DiarizeLegacy(Tensor<T>)

Performs diarization on audio (legacy API).

public DiarizationResult DiarizeLegacy(Tensor<T> audio)

Parameters

audio Tensor<T>

Audio samples as a tensor.

Returns

DiarizationResult

Legacy diarization result.

Remarks

Legacy API: Prefer using Diarize(Tensor<T>, int?, int, int) instead.

DiarizeLegacy(Vector<T>)

Performs diarization on audio (legacy API).

public DiarizationResult DiarizeLegacy(Vector<T> audio)

Parameters

audio Vector<T>

Audio samples as a vector.

Returns

DiarizationResult

Legacy diarization result.

DiarizeWithKnownSpeakers(Tensor<T>, IReadOnlyList<SpeakerProfile<T>>, bool)

Performs diarization with known speaker profiles.

public DiarizationResult<T> DiarizeWithKnownSpeakers(Tensor<T> audio, IReadOnlyList<SpeakerProfile<T>> knownSpeakers, bool allowUnknownSpeakers = true)

Parameters

audio Tensor<T>
knownSpeakers IReadOnlyList<SpeakerProfile<T>>
allowUnknownSpeakers bool

Returns

DiarizationResult<T>

Dispose()

Disposes resources.

public void Dispose()

Dispose(bool)

Disposes managed resources.

protected override void Dispose(bool disposing)

Parameters

disposing bool

ExtractSpeakerEmbeddings(Tensor<T>, DiarizationResult<T>)

Gets speaker embeddings for each detected speaker.

public IReadOnlyDictionary<string, Tensor<T>> ExtractSpeakerEmbeddings(Tensor<T> audio, DiarizationResult<T> diarizationResult)

Parameters

audio Tensor<T>
diarizationResult DiarizationResult<T>

Returns

IReadOnlyDictionary<string, Tensor<T>>

GetModelMetadata()

Gets metadata about the model.

public override ModelMetadata<T> GetModelMetadata()

Returns

ModelMetadata<T>

Model metadata.

InitializeLayers()

Initializes the neural network layers.

protected override void InitializeLayers()

Remarks

This follows the golden standard pattern: 1. If in ONNX mode, layers are not needed (inference uses ONNX runtime) 2. If Architecture.Layers is provided, use those layers 3. Otherwise, fall back to LayerHelper.CreateDefaultSpeakerEmbeddingLayers()

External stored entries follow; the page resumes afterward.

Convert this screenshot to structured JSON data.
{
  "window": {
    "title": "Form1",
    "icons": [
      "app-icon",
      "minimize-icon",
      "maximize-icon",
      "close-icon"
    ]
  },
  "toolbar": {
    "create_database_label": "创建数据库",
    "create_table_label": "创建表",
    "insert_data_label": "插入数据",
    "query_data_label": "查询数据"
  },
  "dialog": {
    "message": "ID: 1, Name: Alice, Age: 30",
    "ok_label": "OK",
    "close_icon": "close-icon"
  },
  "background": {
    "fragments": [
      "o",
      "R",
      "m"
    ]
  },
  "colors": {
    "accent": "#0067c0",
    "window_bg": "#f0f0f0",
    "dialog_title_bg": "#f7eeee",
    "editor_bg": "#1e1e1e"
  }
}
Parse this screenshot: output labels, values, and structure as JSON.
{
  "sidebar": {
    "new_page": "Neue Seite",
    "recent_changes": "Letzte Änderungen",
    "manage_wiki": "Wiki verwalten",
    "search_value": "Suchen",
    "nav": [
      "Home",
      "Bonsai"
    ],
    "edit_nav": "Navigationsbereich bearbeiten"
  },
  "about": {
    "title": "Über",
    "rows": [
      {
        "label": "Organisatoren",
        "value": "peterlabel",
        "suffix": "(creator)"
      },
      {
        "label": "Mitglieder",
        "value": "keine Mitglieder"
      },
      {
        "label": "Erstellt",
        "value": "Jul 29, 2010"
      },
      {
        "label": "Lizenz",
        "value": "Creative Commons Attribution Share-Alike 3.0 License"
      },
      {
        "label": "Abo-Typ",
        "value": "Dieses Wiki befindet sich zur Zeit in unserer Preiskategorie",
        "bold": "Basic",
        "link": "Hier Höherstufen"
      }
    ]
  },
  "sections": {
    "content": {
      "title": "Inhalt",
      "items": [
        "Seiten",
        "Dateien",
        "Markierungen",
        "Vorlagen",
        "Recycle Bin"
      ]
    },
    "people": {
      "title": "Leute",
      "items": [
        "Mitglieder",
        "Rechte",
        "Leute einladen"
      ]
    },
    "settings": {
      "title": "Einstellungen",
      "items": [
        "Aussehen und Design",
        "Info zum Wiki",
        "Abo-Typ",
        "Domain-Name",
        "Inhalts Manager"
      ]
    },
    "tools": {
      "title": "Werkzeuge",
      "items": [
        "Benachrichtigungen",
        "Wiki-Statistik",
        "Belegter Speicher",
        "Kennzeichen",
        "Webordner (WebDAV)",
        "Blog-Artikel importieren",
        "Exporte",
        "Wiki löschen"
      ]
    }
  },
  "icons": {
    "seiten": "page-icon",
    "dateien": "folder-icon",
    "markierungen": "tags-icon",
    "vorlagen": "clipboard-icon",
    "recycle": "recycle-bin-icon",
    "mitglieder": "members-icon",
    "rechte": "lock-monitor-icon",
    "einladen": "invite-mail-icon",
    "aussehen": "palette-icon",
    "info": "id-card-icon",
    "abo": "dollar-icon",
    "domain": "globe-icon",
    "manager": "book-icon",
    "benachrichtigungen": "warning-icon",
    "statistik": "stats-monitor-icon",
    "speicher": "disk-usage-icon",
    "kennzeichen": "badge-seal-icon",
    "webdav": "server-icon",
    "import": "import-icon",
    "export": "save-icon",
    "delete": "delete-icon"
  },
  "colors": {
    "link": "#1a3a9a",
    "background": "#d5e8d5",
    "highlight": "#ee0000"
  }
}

For Beginners: Layers are only initialized in native training mode. In ONNX mode, the model is already fully trained and ready for inference.

PostprocessOutput(Tensor<T>)

Postprocesses model output into the final result format.

protected override Tensor<T> PostprocessOutput(Tensor<T> modelOutput)

Parameters

modelOutput Tensor<T>

Model output tensor.

Returns

Tensor<T>

Postprocessed output.

Predict(Tensor<T>)

Predicts output for the given input.

public override Tensor<T> Predict(Tensor<T> input)

Parameters

input Tensor<T>

Input tensor (audio features).

Returns

Tensor<T>

Output tensor (speaker probabilities per frame).

PreprocessAudio(Tensor<T>)

Preprocesses raw audio for model input.

protected override Tensor<T> PreprocessAudio(Tensor<T> rawAudio)

Parameters

rawAudio Tensor<T>

Raw audio waveform.

Returns

Tensor<T>

Preprocessed audio features.

RefineDiarization(Tensor<T>, DiarizationResult<T>, T)

Refines diarization result by re-segmenting with different parameters.

public DiarizationResult<T> RefineDiarization(Tensor<T> audio, DiarizationResult<T> previousResult, T mergeThreshold)

Parameters

audio Tensor<T>
previousResult DiarizationResult<T>
mergeThreshold T

Returns

DiarizationResult<T>

SerializeNetworkSpecificData(BinaryWriter)

Serializes network-specific data.

protected override void SerializeNetworkSpecificData(BinaryWriter writer)

Parameters

writer BinaryWriter

Binary writer.

Train(Tensor<T>, Tensor<T>)

Trains the model on a single example.

public override void Train(Tensor<T> input, Tensor<T> expected)

Parameters

input Tensor<T>

Input features.

expected Tensor<T>

Expected output.

UpdateParameters(Vector<T>)

Updates model parameters.

public override void UpdateParameters(Vector<T> parameters)

Parameters

parameters Vector<T>

Parameter vector.